Amherst has physically transformed itself in the past decade. I stayed in Charles Pratt, my former house of pain as a geology major, now an artfully and spectacularly transformed dormitory. I was literally agog at the building for the first twenty minutes I was there. The new geology building is well designed
for Amherst's special kind of research-based undergraduate science education, and the natural history collections are just beautifully displayed. Other dorms looked great too. I do miss the old Valentine Hall, the dining hall, with its strange little rooms each with its own character. I ate in East, with the radio people, the hipsters, the theater people, the self-described "Korean Posse" and the smokers. It is now the fancy faculty dining room. I gawked in the window of the radio station, but could not gain entry, which I would have been excited about. A lot of my best times at Amherst happened in or because of WAMH, 89.3 FM.
Slowly Getting Older, and Older Still
Five years ago we were overrun with strollers and pregnant women. This year we had to run our own childcare program because we had so many 3-5 year olds.
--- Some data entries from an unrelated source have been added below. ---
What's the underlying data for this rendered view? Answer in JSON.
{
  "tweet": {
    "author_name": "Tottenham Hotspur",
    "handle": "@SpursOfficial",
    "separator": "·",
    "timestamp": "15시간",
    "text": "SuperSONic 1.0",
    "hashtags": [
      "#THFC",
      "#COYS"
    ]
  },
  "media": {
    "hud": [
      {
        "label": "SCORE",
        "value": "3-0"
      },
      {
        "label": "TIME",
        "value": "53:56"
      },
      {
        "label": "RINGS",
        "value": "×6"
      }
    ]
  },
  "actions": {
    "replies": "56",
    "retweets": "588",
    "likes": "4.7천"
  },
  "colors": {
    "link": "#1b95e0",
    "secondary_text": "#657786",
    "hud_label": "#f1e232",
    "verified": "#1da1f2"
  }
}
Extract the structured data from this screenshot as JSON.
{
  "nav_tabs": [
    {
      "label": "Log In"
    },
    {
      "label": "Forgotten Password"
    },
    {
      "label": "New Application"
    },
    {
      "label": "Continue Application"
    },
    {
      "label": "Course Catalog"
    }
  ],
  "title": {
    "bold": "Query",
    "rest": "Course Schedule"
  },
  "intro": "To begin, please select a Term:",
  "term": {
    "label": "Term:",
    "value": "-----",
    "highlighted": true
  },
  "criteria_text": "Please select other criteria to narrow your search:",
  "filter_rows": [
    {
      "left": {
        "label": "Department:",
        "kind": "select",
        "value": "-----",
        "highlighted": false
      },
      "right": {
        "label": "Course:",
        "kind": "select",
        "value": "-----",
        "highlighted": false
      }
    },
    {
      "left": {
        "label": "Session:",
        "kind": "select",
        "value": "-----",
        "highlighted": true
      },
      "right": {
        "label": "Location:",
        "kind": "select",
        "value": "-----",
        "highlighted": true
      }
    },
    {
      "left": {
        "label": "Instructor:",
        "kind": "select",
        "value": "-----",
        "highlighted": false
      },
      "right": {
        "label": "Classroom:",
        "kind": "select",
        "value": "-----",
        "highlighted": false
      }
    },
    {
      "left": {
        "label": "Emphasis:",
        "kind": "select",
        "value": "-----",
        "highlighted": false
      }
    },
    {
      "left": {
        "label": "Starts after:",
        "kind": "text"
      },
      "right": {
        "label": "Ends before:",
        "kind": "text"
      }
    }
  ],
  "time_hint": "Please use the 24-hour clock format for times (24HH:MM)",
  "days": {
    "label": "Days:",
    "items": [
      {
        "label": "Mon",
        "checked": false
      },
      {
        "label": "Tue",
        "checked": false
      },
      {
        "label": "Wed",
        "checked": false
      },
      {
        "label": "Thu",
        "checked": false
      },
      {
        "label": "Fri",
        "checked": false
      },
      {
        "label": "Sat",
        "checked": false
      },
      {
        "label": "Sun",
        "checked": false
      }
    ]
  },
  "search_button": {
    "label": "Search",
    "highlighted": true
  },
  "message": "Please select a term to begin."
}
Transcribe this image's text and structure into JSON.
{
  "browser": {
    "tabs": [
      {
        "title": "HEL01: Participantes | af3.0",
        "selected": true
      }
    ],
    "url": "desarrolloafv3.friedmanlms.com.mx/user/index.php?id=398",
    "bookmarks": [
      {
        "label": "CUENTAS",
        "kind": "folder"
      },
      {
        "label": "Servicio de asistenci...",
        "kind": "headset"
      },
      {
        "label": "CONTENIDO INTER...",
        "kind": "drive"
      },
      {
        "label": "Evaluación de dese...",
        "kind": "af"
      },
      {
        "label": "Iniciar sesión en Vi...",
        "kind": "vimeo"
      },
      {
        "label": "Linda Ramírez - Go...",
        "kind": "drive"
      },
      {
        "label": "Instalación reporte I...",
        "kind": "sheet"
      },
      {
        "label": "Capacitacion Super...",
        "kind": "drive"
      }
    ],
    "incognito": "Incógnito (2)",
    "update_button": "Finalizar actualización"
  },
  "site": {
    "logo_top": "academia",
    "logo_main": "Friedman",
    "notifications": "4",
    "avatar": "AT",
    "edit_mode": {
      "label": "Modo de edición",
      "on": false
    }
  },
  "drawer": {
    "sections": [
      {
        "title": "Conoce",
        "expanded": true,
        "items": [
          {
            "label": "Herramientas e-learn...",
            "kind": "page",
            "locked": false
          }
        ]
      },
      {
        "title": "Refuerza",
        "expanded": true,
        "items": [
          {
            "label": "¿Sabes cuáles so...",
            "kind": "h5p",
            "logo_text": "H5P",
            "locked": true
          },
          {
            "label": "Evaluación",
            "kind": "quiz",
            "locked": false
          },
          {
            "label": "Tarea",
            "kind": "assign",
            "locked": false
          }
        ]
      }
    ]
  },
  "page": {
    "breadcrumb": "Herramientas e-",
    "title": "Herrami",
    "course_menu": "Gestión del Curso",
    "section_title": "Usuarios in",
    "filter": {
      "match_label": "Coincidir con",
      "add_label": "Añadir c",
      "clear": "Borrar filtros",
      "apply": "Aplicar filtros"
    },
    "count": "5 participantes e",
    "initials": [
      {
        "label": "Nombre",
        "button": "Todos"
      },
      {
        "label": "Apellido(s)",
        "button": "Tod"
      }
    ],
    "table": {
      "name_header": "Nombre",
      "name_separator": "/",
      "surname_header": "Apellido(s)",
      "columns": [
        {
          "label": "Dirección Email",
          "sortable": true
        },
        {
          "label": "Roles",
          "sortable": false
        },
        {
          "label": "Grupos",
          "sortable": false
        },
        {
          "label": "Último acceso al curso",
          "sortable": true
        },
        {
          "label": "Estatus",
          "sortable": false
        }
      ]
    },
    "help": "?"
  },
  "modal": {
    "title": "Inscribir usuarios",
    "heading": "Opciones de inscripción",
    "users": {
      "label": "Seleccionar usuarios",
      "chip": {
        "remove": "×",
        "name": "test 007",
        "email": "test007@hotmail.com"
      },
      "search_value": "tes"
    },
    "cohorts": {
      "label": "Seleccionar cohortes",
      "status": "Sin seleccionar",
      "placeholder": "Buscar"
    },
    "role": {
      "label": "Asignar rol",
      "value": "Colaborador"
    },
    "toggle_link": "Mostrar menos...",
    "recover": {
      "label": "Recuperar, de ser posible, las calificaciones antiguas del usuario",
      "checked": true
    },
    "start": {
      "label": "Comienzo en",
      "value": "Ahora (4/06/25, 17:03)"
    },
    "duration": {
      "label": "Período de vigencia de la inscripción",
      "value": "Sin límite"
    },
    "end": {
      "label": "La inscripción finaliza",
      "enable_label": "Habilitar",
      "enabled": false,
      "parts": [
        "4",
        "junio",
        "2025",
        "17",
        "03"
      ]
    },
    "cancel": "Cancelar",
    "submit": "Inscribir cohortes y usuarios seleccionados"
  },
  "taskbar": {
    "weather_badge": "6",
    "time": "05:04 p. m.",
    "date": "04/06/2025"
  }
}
There were about 115 alumni, about 90 spouses and friends and probably 50 little kids. We are not an especially quickly balding group, but definitely a graying one. And we can still put away a ton of beer. We have lost one classmate in the past five years, to a car accident, and we raised our glasses to a brave alumnus now serving with the US Army in Iraq.
We were fewer in numbers this year than five years ago (typical for 15th reunions, my friends in the development office tell me) so I saw somewhat more of the older alumni, mostly men (Amherst didn't go co-ed until 1976) and chatted with them a little bit. They love the place, warts and all, and mostly forgive its good and not so good changes over the years. There is a certain camaraderie among them that I think is a product of being at a men's college, and of their eras, that we will all have a harder time sustaining. Still, when I went out this morning, I saw that the late night crowd had dragged most of the chairs out of our party tent and arranged them in an array of little circles, all across the freshman quad, a universe of acquaintances renewed.